One important thing we need to re-learn is the value of Christian marriage. It’s easy for us to get sucked into the values of the world around which says, “Move in together, start a family, save up and have a big wedding party later.” But our vision is different. When we put God first, a wedding is about a church service which asks for God’s blessing on a new family; save the big party to mark your 10th anniversary if you can’t afford one straight away. But we also believe in second chances in the Catholic Church. Sometimes I meet parents who think that because they’ve already had children, they are not allowed to get married in church. But that’s wrong! It’s never too late to put things right in God’s eyes, and I’ve helped plenty of couples who already have children to make their vows in church. It’s also worth remembering that once you are a baptised Catholic, you must get married in a Catholic Church or with the Church’s permission, otherwise it doesn’t count as far as the Church is concerned.

I don’t want to focus only on marriage. It was one of the things important to Jesus, but there are lots of other things Jesus taught, too. After Christmas, there’ll be lots of opportunities here to explore this. If you can come weekly, the Alpha Course will start on Tuesday nights. If you can come monthly, there’s Call to Question. I’m also thinking of starting a fortnightly group after Monday morning Mass for people who find daytime easier than evenings.

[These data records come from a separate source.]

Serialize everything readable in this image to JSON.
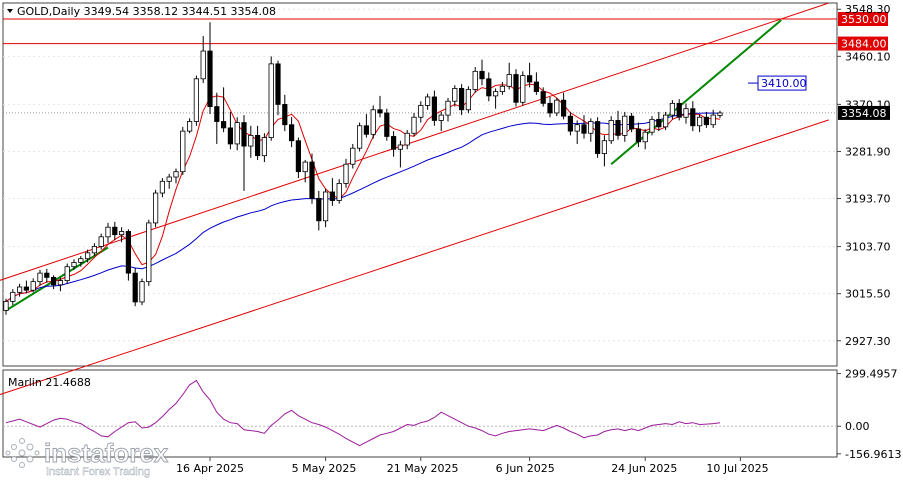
{
  "header": {
    "symbol_info": "GOLD,Daily  3349.54 3358.12 3344.51 3354.08"
  },
  "indicator": {
    "label": "Marlin 21.4688"
  },
  "watermark": {
    "brand": "instaforex",
    "tagline": "Instant Forex Trading"
  },
  "colors": {
    "bull_candle": "#ffffff",
    "bear_candle": "#000000",
    "channel": "#e00000",
    "levels": "#e00000",
    "trend": "#008800",
    "ma_slow": "#0000cc",
    "ma_fast": "#e00000",
    "oscillator": "#9b1b9b"
  },
  "chart_data": {
    "type": "candlestick",
    "price_axis": {
      "ylim": [
        2880,
        3560
      ],
      "ticks": [
        "3548.30",
        "3460.10",
        "3370.10",
        "3281.90",
        "3193.70",
        "3103.70",
        "3015.50",
        "2927.30"
      ]
    },
    "time_axis": {
      "labels": [
        "16 Apr 2025",
        "5 May 2025",
        "21 May 2025",
        "6 Jun 2025",
        "24 Jun 2025",
        "10 Jul 2025"
      ]
    },
    "levels": [
      {
        "label": "3530.00",
        "value": 3530
      },
      {
        "label": "3484.00",
        "value": 3484
      }
    ],
    "target_label": {
      "label": "3410.00",
      "value": 3410
    },
    "current_price": {
      "label": "3354.08",
      "value": 3354.08
    },
    "candles": [
      [
        2984,
        3006,
        2976,
        3001
      ],
      [
        3001,
        3024,
        2994,
        3018
      ],
      [
        3018,
        3034,
        3010,
        3028
      ],
      [
        3028,
        3040,
        3016,
        3022
      ],
      [
        3022,
        3044,
        3018,
        3038
      ],
      [
        3038,
        3060,
        3030,
        3054
      ],
      [
        3054,
        3062,
        3036,
        3046
      ],
      [
        3046,
        3050,
        3024,
        3032
      ],
      [
        3032,
        3046,
        3020,
        3040
      ],
      [
        3040,
        3072,
        3034,
        3066
      ],
      [
        3066,
        3080,
        3060,
        3074
      ],
      [
        3074,
        3086,
        3066,
        3081
      ],
      [
        3081,
        3098,
        3074,
        3092
      ],
      [
        3092,
        3110,
        3086,
        3104
      ],
      [
        3104,
        3128,
        3098,
        3122
      ],
      [
        3122,
        3148,
        3110,
        3140
      ],
      [
        3140,
        3150,
        3116,
        3126
      ],
      [
        3126,
        3140,
        3112,
        3132
      ],
      [
        3132,
        3136,
        3040,
        3054
      ],
      [
        3054,
        3064,
        2992,
        3000
      ],
      [
        3000,
        3044,
        2994,
        3038
      ],
      [
        3038,
        3154,
        3030,
        3148
      ],
      [
        3148,
        3210,
        3140,
        3204
      ],
      [
        3204,
        3232,
        3196,
        3226
      ],
      [
        3226,
        3240,
        3212,
        3234
      ],
      [
        3234,
        3250,
        3222,
        3244
      ],
      [
        3244,
        3328,
        3238,
        3320
      ],
      [
        3320,
        3344,
        3316,
        3338
      ],
      [
        3338,
        3424,
        3330,
        3418
      ],
      [
        3418,
        3498,
        3410,
        3470
      ],
      [
        3470,
        3524,
        3352,
        3366
      ],
      [
        3366,
        3392,
        3296,
        3338
      ],
      [
        3338,
        3402,
        3318,
        3326
      ],
      [
        3326,
        3356,
        3286,
        3296
      ],
      [
        3296,
        3346,
        3284,
        3336
      ],
      [
        3336,
        3350,
        3208,
        3292
      ],
      [
        3292,
        3330,
        3270,
        3312
      ],
      [
        3312,
        3330,
        3266,
        3274
      ],
      [
        3274,
        3316,
        3262,
        3308
      ],
      [
        3308,
        3460,
        3302,
        3446
      ],
      [
        3446,
        3452,
        3350,
        3370
      ],
      [
        3370,
        3388,
        3320,
        3332
      ],
      [
        3332,
        3346,
        3290,
        3302
      ],
      [
        3302,
        3308,
        3232,
        3244
      ],
      [
        3244,
        3266,
        3224,
        3262
      ],
      [
        3262,
        3278,
        3184,
        3194
      ],
      [
        3194,
        3208,
        3134,
        3152
      ],
      [
        3152,
        3212,
        3140,
        3206
      ],
      [
        3206,
        3232,
        3180,
        3190
      ],
      [
        3190,
        3230,
        3184,
        3222
      ],
      [
        3222,
        3268,
        3214,
        3258
      ],
      [
        3258,
        3296,
        3250,
        3288
      ],
      [
        3288,
        3336,
        3282,
        3330
      ],
      [
        3330,
        3352,
        3308,
        3314
      ],
      [
        3314,
        3368,
        3306,
        3360
      ],
      [
        3360,
        3386,
        3346,
        3354
      ],
      [
        3354,
        3362,
        3302,
        3310
      ],
      [
        3310,
        3320,
        3272,
        3286
      ],
      [
        3286,
        3302,
        3252,
        3294
      ],
      [
        3294,
        3322,
        3286,
        3316
      ],
      [
        3316,
        3354,
        3310,
        3346
      ],
      [
        3346,
        3376,
        3336,
        3368
      ],
      [
        3368,
        3390,
        3360,
        3384
      ],
      [
        3384,
        3396,
        3330,
        3340
      ],
      [
        3340,
        3356,
        3320,
        3350
      ],
      [
        3350,
        3382,
        3338,
        3376
      ],
      [
        3376,
        3406,
        3366,
        3400
      ],
      [
        3400,
        3408,
        3350,
        3360
      ],
      [
        3360,
        3404,
        3354,
        3398
      ],
      [
        3398,
        3440,
        3392,
        3432
      ],
      [
        3432,
        3454,
        3406,
        3418
      ],
      [
        3418,
        3430,
        3376,
        3386
      ],
      [
        3386,
        3400,
        3362,
        3394
      ],
      [
        3394,
        3412,
        3388,
        3404
      ],
      [
        3404,
        3448,
        3398,
        3426
      ],
      [
        3426,
        3436,
        3366,
        3374
      ],
      [
        3374,
        3432,
        3368,
        3424
      ],
      [
        3424,
        3448,
        3402,
        3412
      ],
      [
        3412,
        3430,
        3388,
        3394
      ],
      [
        3394,
        3402,
        3366,
        3372
      ],
      [
        3372,
        3384,
        3346,
        3354
      ],
      [
        3354,
        3382,
        3348,
        3378
      ],
      [
        3378,
        3392,
        3342,
        3348
      ],
      [
        3348,
        3356,
        3312,
        3320
      ],
      [
        3320,
        3340,
        3296,
        3332
      ],
      [
        3332,
        3350,
        3306,
        3316
      ],
      [
        3316,
        3344,
        3300,
        3338
      ],
      [
        3338,
        3346,
        3270,
        3278
      ],
      [
        3278,
        3312,
        3254,
        3302
      ],
      [
        3302,
        3348,
        3296,
        3340
      ],
      [
        3340,
        3358,
        3304,
        3312
      ],
      [
        3312,
        3356,
        3300,
        3348
      ],
      [
        3348,
        3354,
        3318,
        3324
      ],
      [
        3324,
        3336,
        3290,
        3300
      ],
      [
        3300,
        3324,
        3286,
        3318
      ],
      [
        3318,
        3348,
        3312,
        3342
      ],
      [
        3342,
        3356,
        3320,
        3328
      ],
      [
        3328,
        3356,
        3322,
        3350
      ],
      [
        3350,
        3378,
        3342,
        3372
      ],
      [
        3372,
        3380,
        3340,
        3346
      ],
      [
        3346,
        3372,
        3334,
        3362
      ],
      [
        3362,
        3376,
        3320,
        3330
      ],
      [
        3330,
        3352,
        3318,
        3346
      ],
      [
        3346,
        3356,
        3326,
        3332
      ],
      [
        3332,
        3360,
        3326,
        3350
      ],
      [
        3349.54,
        3358.12,
        3344.51,
        3354.08
      ]
    ],
    "osc_axis": {
      "ylim": [
        -175,
        320
      ],
      "ticks": [
        "299.4957",
        "0.00",
        "-156.9613"
      ]
    },
    "oscillator_values": [
      20,
      30,
      40,
      25,
      10,
      -5,
      15,
      35,
      45,
      40,
      25,
      15,
      -10,
      -30,
      -55,
      -60,
      -30,
      -5,
      20,
      25,
      -10,
      -5,
      20,
      55,
      95,
      130,
      180,
      235,
      260,
      195,
      150,
      80,
      40,
      20,
      15,
      -20,
      -25,
      -30,
      -40,
      5,
      35,
      70,
      90,
      60,
      40,
      20,
      10,
      -5,
      -25,
      -45,
      -70,
      -90,
      -110,
      -90,
      -70,
      -50,
      -40,
      -30,
      -10,
      10,
      5,
      20,
      30,
      50,
      80,
      60,
      40,
      20,
      0,
      -10,
      -25,
      -45,
      -55,
      -40,
      -30,
      -25,
      -20,
      -15,
      -20,
      -25,
      -10,
      5,
      -10,
      -30,
      -45,
      -65,
      -55,
      -50,
      -30,
      -20,
      -15,
      -25,
      -15,
      -25,
      -10,
      5,
      10,
      15,
      10,
      25,
      15,
      20,
      10,
      12,
      15,
      20
    ]
  }
}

We can’t live well as Christians unless we know the teaching of Jesus, and a short 7-minute slot at Sunday Mass isn’t long enough to go into things deeply. We no longer live in a world where Christian values are all around us. We need to take time to listen to Jesus and think about how we do what he asks in our daily lives. Remember, that Jesus warns us that he may come back at an hour we do not expect! If he finds that we have been studying the Bible, the lives of the saints, or the teaching of the church, he will not find fault with us – as long as we are putting into practice what we have learned!

What does the word Disciple mean? LEARNER!

What do you have to be to be a good learner? A LISTENER!

What will you do after Christmas to listen to the teaching of Jesus? That’s up to you, but do something. EXPLORE!